Still, talking about "seeing", your conclusions are based purely on theory, estimations. Or, do you have actual measurements? Just snapshots are not sufficient, you need continuous measurements, a proper monitoring 24x7 and then relate the behaviour to user activity. For example, in this graph the
Apache has run out of available processes Tuesday at 22 hours:
That applies to all other parameters you were talking about.
BTW, the vertical load above was artificial, the web sever was hit with a benchmarking client.
Absolutely important: The
server should not swap. If it must, a couple of hundred MB are OK, if frozen. (The OS not releasing the memory after a short crisis.) But never grow, definitely not towards the GB range! Rebooting the server is a joke the Windows folks crack, Unixers avoid them at all cost!

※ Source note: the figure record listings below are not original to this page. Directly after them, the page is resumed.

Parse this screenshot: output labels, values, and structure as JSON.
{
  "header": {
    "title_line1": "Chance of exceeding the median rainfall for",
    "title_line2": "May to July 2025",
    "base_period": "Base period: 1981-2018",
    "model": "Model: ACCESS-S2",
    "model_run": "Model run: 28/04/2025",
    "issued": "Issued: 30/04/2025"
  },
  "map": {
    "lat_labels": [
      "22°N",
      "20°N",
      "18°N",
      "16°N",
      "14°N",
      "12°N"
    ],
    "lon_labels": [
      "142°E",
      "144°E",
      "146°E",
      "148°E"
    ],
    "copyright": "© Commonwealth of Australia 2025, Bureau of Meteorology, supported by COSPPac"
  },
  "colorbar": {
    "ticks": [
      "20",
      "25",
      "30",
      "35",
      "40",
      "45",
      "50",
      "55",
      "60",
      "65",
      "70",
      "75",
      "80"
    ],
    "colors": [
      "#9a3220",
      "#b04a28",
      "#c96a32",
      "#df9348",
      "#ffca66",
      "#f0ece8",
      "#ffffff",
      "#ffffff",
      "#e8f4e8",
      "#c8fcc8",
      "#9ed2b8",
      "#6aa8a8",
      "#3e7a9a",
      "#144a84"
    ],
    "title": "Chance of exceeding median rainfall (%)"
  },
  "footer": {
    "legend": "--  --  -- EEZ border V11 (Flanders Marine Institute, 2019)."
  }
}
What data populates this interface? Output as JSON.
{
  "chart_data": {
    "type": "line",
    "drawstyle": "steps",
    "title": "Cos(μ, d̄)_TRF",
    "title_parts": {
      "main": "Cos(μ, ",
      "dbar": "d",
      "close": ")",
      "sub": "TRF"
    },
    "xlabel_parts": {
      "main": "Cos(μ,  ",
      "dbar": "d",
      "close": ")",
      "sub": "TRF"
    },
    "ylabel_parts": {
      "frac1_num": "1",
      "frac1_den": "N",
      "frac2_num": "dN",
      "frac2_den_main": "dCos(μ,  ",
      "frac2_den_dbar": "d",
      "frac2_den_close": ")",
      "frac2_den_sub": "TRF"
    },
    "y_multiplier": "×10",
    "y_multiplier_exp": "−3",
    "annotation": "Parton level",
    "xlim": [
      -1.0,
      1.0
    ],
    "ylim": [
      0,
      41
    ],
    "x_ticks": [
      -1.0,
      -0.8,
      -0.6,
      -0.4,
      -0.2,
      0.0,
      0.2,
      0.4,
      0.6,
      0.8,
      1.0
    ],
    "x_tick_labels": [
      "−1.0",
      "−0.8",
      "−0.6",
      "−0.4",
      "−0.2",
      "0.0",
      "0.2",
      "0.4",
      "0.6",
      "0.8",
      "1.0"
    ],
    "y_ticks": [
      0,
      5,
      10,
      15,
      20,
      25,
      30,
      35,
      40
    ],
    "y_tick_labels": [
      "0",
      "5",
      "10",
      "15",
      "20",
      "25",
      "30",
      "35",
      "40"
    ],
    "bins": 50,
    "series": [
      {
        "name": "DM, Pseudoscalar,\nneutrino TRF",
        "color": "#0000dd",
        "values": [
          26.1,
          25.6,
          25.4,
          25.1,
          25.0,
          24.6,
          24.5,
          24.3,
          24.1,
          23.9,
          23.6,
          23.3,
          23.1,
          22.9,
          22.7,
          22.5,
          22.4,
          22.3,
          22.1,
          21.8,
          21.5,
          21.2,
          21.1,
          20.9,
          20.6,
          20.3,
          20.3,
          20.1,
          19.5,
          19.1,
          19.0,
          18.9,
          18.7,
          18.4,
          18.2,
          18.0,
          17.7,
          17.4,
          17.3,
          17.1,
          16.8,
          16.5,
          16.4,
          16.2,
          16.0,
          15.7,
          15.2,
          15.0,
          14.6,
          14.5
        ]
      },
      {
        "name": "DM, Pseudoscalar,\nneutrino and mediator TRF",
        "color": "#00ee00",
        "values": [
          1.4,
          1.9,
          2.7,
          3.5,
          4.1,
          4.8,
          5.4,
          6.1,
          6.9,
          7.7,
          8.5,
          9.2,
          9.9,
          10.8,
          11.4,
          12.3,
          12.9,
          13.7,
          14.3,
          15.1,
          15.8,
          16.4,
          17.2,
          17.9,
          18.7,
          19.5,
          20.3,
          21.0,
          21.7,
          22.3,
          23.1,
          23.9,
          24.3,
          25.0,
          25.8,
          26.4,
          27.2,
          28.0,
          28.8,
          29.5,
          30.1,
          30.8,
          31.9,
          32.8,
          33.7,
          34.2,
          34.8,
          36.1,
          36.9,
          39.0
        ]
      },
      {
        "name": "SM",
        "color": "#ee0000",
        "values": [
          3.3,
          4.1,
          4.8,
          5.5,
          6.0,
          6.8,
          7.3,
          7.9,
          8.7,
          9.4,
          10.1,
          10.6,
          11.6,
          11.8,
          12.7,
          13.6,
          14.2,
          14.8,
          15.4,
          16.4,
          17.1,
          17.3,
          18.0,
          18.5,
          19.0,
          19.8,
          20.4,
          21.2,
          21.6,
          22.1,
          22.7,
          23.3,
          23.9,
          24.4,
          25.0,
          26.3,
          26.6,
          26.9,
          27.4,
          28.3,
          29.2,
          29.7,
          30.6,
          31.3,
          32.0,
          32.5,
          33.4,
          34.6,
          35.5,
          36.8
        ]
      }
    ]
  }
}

Memory analysis is more complicated. I'm surprised that you said "doesn't ever seem to use more than 50% of this". What is used, what is unused? The OS fills the memory with all sorts of caches and buffers when free - "just in case" and release them when needed elsewhere. Do you count these as used or as unused? A good measurement tool will give you a full breakdown - in to a dozen of items, swap marked in red. ;)
I would follow up on that line. Starting with the size of your
database (or databases, if the DBMS has more)? 64 GB RAM is respectable, as long as the DBs don't add up to 50 GB.

And what about caching, Redis and the like? They save memory by reusing, but bring their own overhead. If you don't have one now, don't add until you sort out the current problem - it'll make debugging more involved.